Lazard CEO Warns of Delayed Middle East Impact on Global Economy

by Mark Thompson

The global economy may be operating under a dangerous illusion of stability. Peter Orszag, CEO of the financial advisory firm Lazard, warns that the world is currently in a “Road Runner moment,” where the full economic weight of the Middle East conflict has yet to be felt by consumers and markets.

Speaking at the Semafor World Economy event in Washington, DC, on Monday, Orszag used the analogy of the cartoon character Wile E. Coyote—who continues to run through the air after stepping off a cliff, unaware that gravity is about to accept hold—to describe the lag between geopolitical shocks and price spikes. He suggests that while the conflict is active, the global economy hasn’t yet felt the impact of the Middle East conflict because of temporary buffers in the global supply chain.

According to Orszag, this delay is primarily driven by the timing of maritime logistics and existing stockpiles. He noted that many ships had already cleared the Strait of Hormuz before the escalation of hostilities began. These shipments, combined with current inventories, have effectively masked the drop in modern shipments, preventing an immediate surge in costs.

The Mechanics of a Supply Shock

For those of us who have tracked markets for decades, the pattern is familiar. Supply shocks rarely hit the checkout counter instantly; they ripple through the system over weeks or months. Orszag argued that this lag is a recurring feature of global economics, citing the disruptions caused by the COVID-19 pandemic and the implementation of various trade tariffs as historical precedents.

The Mechanics of a Supply Shock

“Supply shocks take a very long time to feed through into prices,” Orszag said. “That was true for COVID. It’s true with regard to tariffs. It will be true with regard to the Middle East.”

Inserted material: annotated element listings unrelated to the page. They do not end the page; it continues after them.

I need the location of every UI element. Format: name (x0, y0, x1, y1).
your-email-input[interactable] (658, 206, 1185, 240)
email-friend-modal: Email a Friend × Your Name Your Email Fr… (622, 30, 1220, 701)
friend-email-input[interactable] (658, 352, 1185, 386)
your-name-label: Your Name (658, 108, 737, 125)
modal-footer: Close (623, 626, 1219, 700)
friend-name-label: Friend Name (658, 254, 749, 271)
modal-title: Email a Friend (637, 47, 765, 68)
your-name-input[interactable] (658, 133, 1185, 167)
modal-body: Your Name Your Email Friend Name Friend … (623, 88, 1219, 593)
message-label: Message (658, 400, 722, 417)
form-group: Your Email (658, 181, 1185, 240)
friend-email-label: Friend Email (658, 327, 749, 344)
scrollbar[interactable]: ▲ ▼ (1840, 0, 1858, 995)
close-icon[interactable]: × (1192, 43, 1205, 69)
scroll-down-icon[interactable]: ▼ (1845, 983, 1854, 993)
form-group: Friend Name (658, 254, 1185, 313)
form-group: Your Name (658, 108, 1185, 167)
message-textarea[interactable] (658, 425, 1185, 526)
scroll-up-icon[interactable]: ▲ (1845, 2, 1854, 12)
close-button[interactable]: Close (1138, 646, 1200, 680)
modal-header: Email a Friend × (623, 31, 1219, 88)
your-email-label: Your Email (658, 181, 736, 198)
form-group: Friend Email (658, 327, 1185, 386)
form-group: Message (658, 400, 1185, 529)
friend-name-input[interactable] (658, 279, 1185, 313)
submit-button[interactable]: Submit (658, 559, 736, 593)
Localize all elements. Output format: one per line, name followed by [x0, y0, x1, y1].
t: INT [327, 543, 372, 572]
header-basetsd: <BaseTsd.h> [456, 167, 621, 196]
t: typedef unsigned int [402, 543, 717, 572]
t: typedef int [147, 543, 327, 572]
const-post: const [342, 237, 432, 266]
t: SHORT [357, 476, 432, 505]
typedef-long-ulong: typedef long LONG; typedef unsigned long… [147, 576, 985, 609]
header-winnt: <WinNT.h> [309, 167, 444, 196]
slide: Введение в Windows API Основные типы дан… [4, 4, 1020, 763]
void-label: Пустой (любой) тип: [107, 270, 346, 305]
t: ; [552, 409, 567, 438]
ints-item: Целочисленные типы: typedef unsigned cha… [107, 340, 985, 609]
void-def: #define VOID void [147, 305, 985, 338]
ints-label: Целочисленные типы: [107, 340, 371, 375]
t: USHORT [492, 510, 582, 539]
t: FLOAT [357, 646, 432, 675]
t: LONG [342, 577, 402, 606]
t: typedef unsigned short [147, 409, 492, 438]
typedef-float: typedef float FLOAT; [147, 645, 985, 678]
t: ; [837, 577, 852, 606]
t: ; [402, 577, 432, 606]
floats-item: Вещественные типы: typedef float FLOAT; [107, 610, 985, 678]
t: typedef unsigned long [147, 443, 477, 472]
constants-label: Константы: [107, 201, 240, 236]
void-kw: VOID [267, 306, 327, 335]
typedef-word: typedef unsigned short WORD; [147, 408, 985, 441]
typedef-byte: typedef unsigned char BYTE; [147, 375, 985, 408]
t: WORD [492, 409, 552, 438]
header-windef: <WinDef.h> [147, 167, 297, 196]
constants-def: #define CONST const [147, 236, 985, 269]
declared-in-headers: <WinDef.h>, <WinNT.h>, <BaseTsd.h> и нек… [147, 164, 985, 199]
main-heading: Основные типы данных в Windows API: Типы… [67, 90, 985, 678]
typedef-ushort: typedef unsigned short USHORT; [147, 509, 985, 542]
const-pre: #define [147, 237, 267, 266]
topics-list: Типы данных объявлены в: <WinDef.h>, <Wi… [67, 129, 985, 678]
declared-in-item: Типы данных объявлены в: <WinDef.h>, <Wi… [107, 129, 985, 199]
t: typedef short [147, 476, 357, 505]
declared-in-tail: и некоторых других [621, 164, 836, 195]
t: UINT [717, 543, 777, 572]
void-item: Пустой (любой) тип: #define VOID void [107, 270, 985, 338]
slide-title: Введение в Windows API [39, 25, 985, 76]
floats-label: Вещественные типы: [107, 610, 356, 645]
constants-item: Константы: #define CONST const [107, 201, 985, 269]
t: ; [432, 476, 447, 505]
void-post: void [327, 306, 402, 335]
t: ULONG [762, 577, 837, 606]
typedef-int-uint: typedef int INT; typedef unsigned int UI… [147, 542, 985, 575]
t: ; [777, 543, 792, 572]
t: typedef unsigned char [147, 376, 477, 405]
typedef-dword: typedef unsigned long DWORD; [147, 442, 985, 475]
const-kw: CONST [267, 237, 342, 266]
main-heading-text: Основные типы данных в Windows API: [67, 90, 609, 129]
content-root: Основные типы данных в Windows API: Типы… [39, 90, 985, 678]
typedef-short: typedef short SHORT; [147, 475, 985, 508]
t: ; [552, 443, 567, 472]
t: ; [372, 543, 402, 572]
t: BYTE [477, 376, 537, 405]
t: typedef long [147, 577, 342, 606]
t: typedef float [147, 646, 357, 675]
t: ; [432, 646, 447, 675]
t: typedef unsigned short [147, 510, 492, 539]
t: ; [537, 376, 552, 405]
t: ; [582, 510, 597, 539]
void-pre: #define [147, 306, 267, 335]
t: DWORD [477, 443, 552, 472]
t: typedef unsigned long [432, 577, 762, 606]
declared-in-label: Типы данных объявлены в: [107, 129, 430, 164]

The danger, Orszag suggests, lies in the eventual depletion of these inventories. If the conflict persists and the “buffer” of existing stock runs low, the economy will face a secondary, more acute wave of pressure. This wouldn’t just be limited to oil, but would extend to a broad array of raw materials that underpin modern industry. Specifically, Orszag identified several key commodities at risk:

  • Jet Fuel: Direct impacts on aviation costs and global travel.
  • Aluminum: Essential for everything from automotive parts to packaging.
  • Helium: A critical component in medical imaging and semiconductor manufacturing.
  • Fertilizer: A primary driver of global food security and agricultural pricing.

Because these materials are embedded in thousands of different products, a shortage in any one of them can trigger a cascading effect, raising the cost of finished goods across multiple sectors of the economy.

Inflation and the Federal Reserve’s Dilemma

This potential for a delayed price surge complicates the outlook for U.S. Monetary policy. Orszag projected that U.S. Inflation will likely persist in a range of 3% to 3.5%. While this is lower than the peaks seen in 2022, it remains stubbornly above the Federal Reserve’s long-term target of 2%.

The implication for interest rates is stark. Orszag suggested that inflation levels in the 3% to 3.5% range would likely be too high for a majority of Federal Reserve governors to feel comfortable agreeing to cut rates. The central bank is walking a tightrope: cutting rates too early could reignite inflation, while waiting too long could stifle economic growth.

Orszag likewise touched upon the technical implications for the bond market. He noted that if the Federal Reserve were to lower rates despite inflation remaining at these levels, the most likely outcome would be that “all that would happen is the yield curve would steepen.” In plain English, this means the gap between short-term and long-term interest rates would widen, often a signal that investors expect higher inflation or growth in the future.

Summary of Economic Risks

Projected Impacts of Prolonged Middle East Conflict
Risk Factor Immediate Status Long-term Projection
Shipping Buffered by early transits Increased freight costs/delays
Inventories Currently sufficient Pressure on raw materials
US Inflation Moderate Sticky at 3% to 3.5%
Fed Policy Holding rates Resistance to rate cuts

What This Means for the Global Outlook

The “Road Runner” analogy serves as a warning against complacency. When markets look stable despite geopolitical chaos, it is often because the system is absorbing the blow in a way that isn’t immediately visible in the data. For businesses and policymakers, the current window is not necessarily a sign of safety, but a period of preparation.

The critical variables to watch moving forward are the inventory levels of the raw materials mentioned by Orszag and the monthly Consumer Price Index (CPI) reports. If inventories of aluminum or fertilizer begin to plummet while inflation remains stuck above 3%, the “gravity” Orszag described will likely manifest as a sharp increase in the cost of living and production.

Disclaimer: This article is for informational purposes only and does not constitute financial, investment, or legal advice.

The next major indicator for the Federal Reserve’s trajectory will be the upcoming scheduled release of inflation data and the subsequent Federal Open Market Committee (FOMC) meetings, where governors will determine if the economic data justifies a shift in interest rate policy.